Electoral history of Kaka Bag-ao
Year: Office; Party; Votes received; Result
Total: %; P.; Swing
2010: Representative (Party-list); Akbayan; 1,061,947; 3.53%; 4th; +0.62; Won
2013: Representative (Dinagat Islands); Liberal; 25,617; 53.38%; 1st; —N/a; Won
2016: 25,363; 54.99%; 1st; +1.61; Won
2025: 36,958; 54.91%; 1st; -0.08; Won
2019: Governor of Dinagat Islands; 29,869; 52.67%; 1st; —N/a; Won
2022: 26,055; 42.76%; 2nd; -9.91; Lost

== Achievements ==

- 2006 Hubert H. Humphrey Fellow for Law and Human Rights at the University of Minnesota.
- 2008 Frederik Ozanam Award for her work with the Sumilao Farmers. The award was "given to exemplary individuals who, in living out the demands of faith, justice, and love, have given distinctive and continued service to their brothers and sisters, especially the poor and suffering" during the Annual Academic Convocation of the Ateneo de Manila University.
- 2009 Parangal para sa Natatanging Indibidwal na Katuwang sa Pagsusulong ng Hustisyang Panlipunan by De La Salle University.

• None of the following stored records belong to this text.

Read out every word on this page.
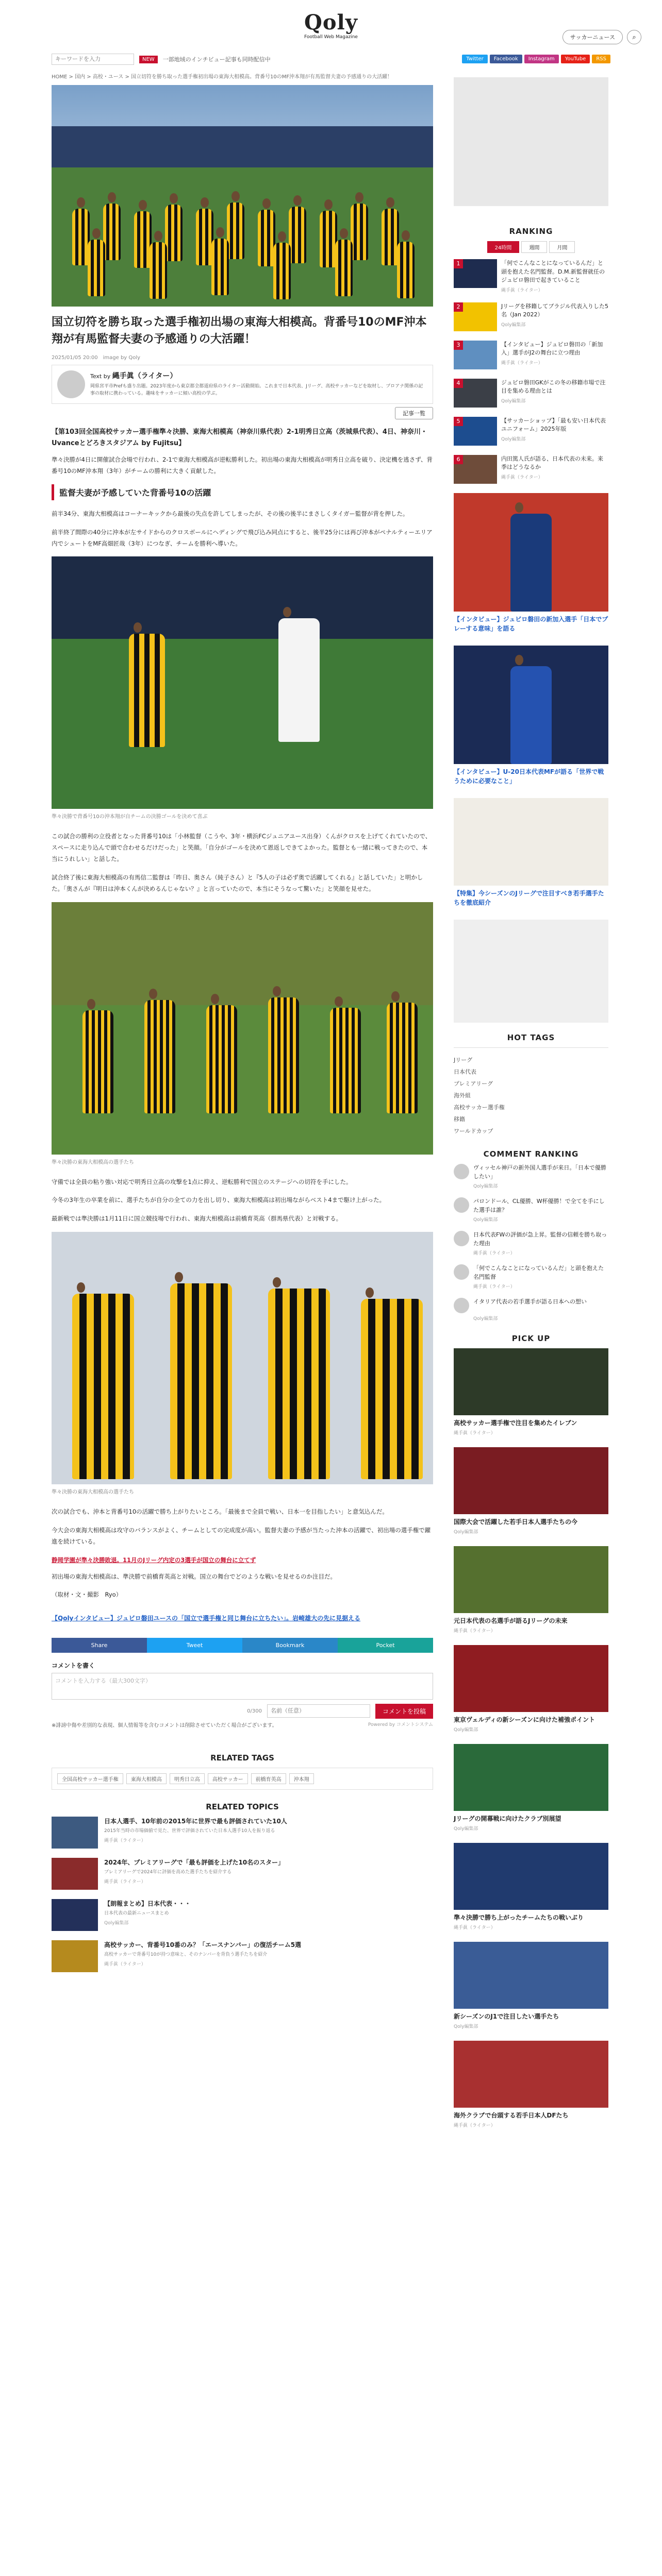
Qoly
Football Web Magazine	サッカーニュース	⌕
キーワードを入力
NEW	一部地域のインチビュー記事も同時配信中	Twitter	Facebook	Instagram	YouTube	RSS
HOME > 国内 > 高校・ユース > 国立切符を勝ち取った選手権初出場の東海大相模高。背番号10のMF沖本翔が有馬監督夫妻の予感通りの大活躍！
国立切符を勝ち取った選手権初出場の東海大相模高。背番号10のMF沖本翔が有馬監督夫妻の予感通りの大活躍！
2025/01/05 20:00　image by Qoly
Text by 縄手眞（ライター）
岡県宮平市Prefも盛り出題。2023年度から東京都全都道府県のライター活動開始。これまで日本代表、Jリーグ、高校サッカーなどを取材し、プロアナ関係の記事の取材に携わっている。趣味をサッカーに傾い高校の学ぶ。
記事一覧

【第103回全国高校サッカー選手権準々決勝、東海大相模高（神奈川県代表）2-1明秀日立高（茨城県代表）、4日、神奈川・Uvanceとどろきスタジアム by Fujitsu】

準々決勝が4日に開催試合会場で行われ、2-1で東海大相模高が逆転勝利した。初出場の東海大相模高が明秀日立高を破り、決定機を逃さず、背番号10のMF沖本翔（3年）がチームの勝利に大きく貢献した。

監督夫妻が予感していた背番号10の活躍

前半34分、東海大相模高はコーナーキックから最後の失点を許してしまったが、その後の後半にまさしくタイガー監督が背を押した。

前半終了間際の40分に沖本が左サイドからのクロスボールにヘディングで飛び込み同点にすると、後半25分には再び沖本がペナルティーエリア内でシュートをMF高畑匠哉（3年）につなぎ、チームを勝利へ導いた。

準々決勝で背番号10の沖本翔が自チームの決勝ゴールを決めて喜ぶ

この試合の勝利の立役者となった背番号10は「小林監督（こうや、3年・横浜FCジュニアユース出身）くんがクロスを上げてくれていたので、スペースに走り込んで頭で合わせるだけだった」と笑顔。「自分がゴールを決めて恩返しできてよかった。監督とも一緒に戦ってきたので、本当にうれしい」と話した。

試合終了後に東海大相模高の有馬信二監督は「昨日、奥さん（純子さん）と『5人の子は必ず奥で活躍してくれる』と話していた」と明かした。「奥さんが『明日は沖本くんが決めるんじゃない？』と言っていたので、本当にそうなって驚いた」と笑顔を見せた。

準々決勝の東海大相模高の選手たち

守備では全員の粘り強い対応で明秀日立高の攻撃を1点に抑え、逆転勝利で国立のステージへの切符を手にした。

今冬の3年生の卒業を前に、選手たちが自分の全ての力を出し切り、東海大相模高は初出場ながらベスト4まで駆け上がった。

最新戦では準決勝は1月11日に国立競技場で行われ、東海大相模高は前橋育英高（群馬県代表）と対戦する。

準々決勝の東海大相模高の選手たち

次の試合でも、沖本と背番号10の活躍で勝ち上がりたいところ。「最後まで全員で戦い、日本一を目指したい」と意気込んだ。

今大会の東海大相模高は攻守のバランスがよく、チームとしての完成度が高い。監督夫妻の予感が当たった沖本の活躍で、初出場の選手権で躍進を続けている。

静岡学園が準々決勝敗退。11月のJリーグ内定の3選手が国立の舞台に立てず

初出場の東海大相模高は、準決勝で前橋育英高と対戦。国立の舞台でどのような戦いを見せるのか注目だ。

（取材・文・撮影　Ryo）

【Qolyインタビュー】ジュビロ磐田ユースの「国立で選手権と同じ舞台に立ちたい」。岩崎雄大の先に見据える

Share	Tweet	Bookmark	Pocket
コメントを書く
コメントを入力する（最大300文字）
0/300
名前（任意）	コメントを投稿
※誹謗中傷や差別的な表現、個人情報等を含むコメントは削除させていただく場合がございます。	Powered by コメントシステム
RELATED TAGS
全国高校サッカー選手権	東海大相模高	明秀日立高	高校サッカー	前橋育英高	沖本翔
RELATED TOPICS
日本人選手、10年前の2015年に世界で最も評価されていた10人
2015年当時の市場価値で見た、世界で評価されていた日本人選手10人を振り返る
縄手眞（ライター）
2024年、プレミアリーグで「最も評価を上げた10名のスター」
プレミアリーグで2024年に評価を高めた選手たちを紹介する
縄手眞（ライター）
【朗報まとめ】日本代表・・・
日本代表の最新ニュースまとめ
Qoly編集部
高校サッカー、背番号10番のみ？「エースナンバー」の復活チーム5選
高校サッカーで背番号10が持つ意味と、そのナンバーを背負う選手たちを紹介
縄手眞（ライター）
RANKING
24時間	週間	月間
1	「何でこんなことになっているんだ」と頭を抱えた名門監督。D.M.新監督就任のジュビロ磐田で起きていること
縄手眞（ライター）
2	Jリーグを移籍してブラジル代表入りした5名（Jan 2022）
Qoly編集部
3	【インタビュー】ジュビロ磐田の「新加入」選手がJ2の舞台に立つ理由
縄手眞（ライター）
4	ジュビロ磐田GKがこの冬の移籍市場で注目を集める理由とは
Qoly編集部
5	【サッカーショップ】「最も安い日本代表ユニフォーム」2025年版
Qoly編集部
6	内田篤人氏が語る、日本代表の未来。来季はどうなるか
縄手眞（ライター）
【インタビュー】ジュビロ磐田の新加入選手「日本でプレーする意味」を語る
【インタビュー】U-20日本代表MFが語る「世界で戦うために必要なこと」
【特集】今シーズンのJリーグで注目すべき若手選手たちを徹底紹介
HOT TAGS
Jリーグ
日本代表
プレミアリーグ
海外組
高校サッカー選手権
移籍
ワールドカップ
COMMENT RANKING
ヴィッセル神戸の新外国人選手が来日。「日本で優勝したい」
Qoly編集部
パロンドール、CL優勝、W杯優勝！で全てを手にした選手は誰？
Qoly編集部
日本代表FWの評価が急上昇。監督の信頼を勝ち取った理由
縄手眞（ライター）
「何でこんなことになっているんだ」と頭を抱えた名門監督
縄手眞（ライター）
イタリア代表の若手選手が語る日本への想い
Qoly編集部
PICK UP
高校サッカー選手権で注目を集めたイレブン
縄手眞（ライター）
国際大会で活躍した若手日本人選手たちの今
Qoly編集部
元日本代表の名選手が語るJリーグの未来
縄手眞（ライター）
東京ヴェルディの新シーズンに向けた補強ポイント
Qoly編集部
Jリーグの開幕戦に向けたクラブ別展望
Qoly編集部
準々決勝で勝ち上がったチームたちの戦いぶり
縄手眞（ライター）
新シーズンのJ1で注目したい選手たち
Qoly編集部
海外クラブで台頭する若手日本人DFたち
縄手眞（ライター）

- 2010 Outstanding Women in the Nation's Service (TOWNS) Award in Alternative Lawyering.
- 2013 Rotary Outstanding Surigaonon Award (ROSA) for Law and Public Service by the Rotary Club of Metro Surigao
- 2013 Distinguished Leadership Award for Internationals under the Hubert H. Humphrey Fellowship by the University of Minnesota of the United States.
- 2014 Rainbow Award by the Quezon City Pride Council for her dedication on equality for all sexual orientations and gender identities.
- 2015 Freedom Flame Award by Friedrich Naumann Foundation for Freedom (FNF), one of the most prestigious freedom awards in contemporary history.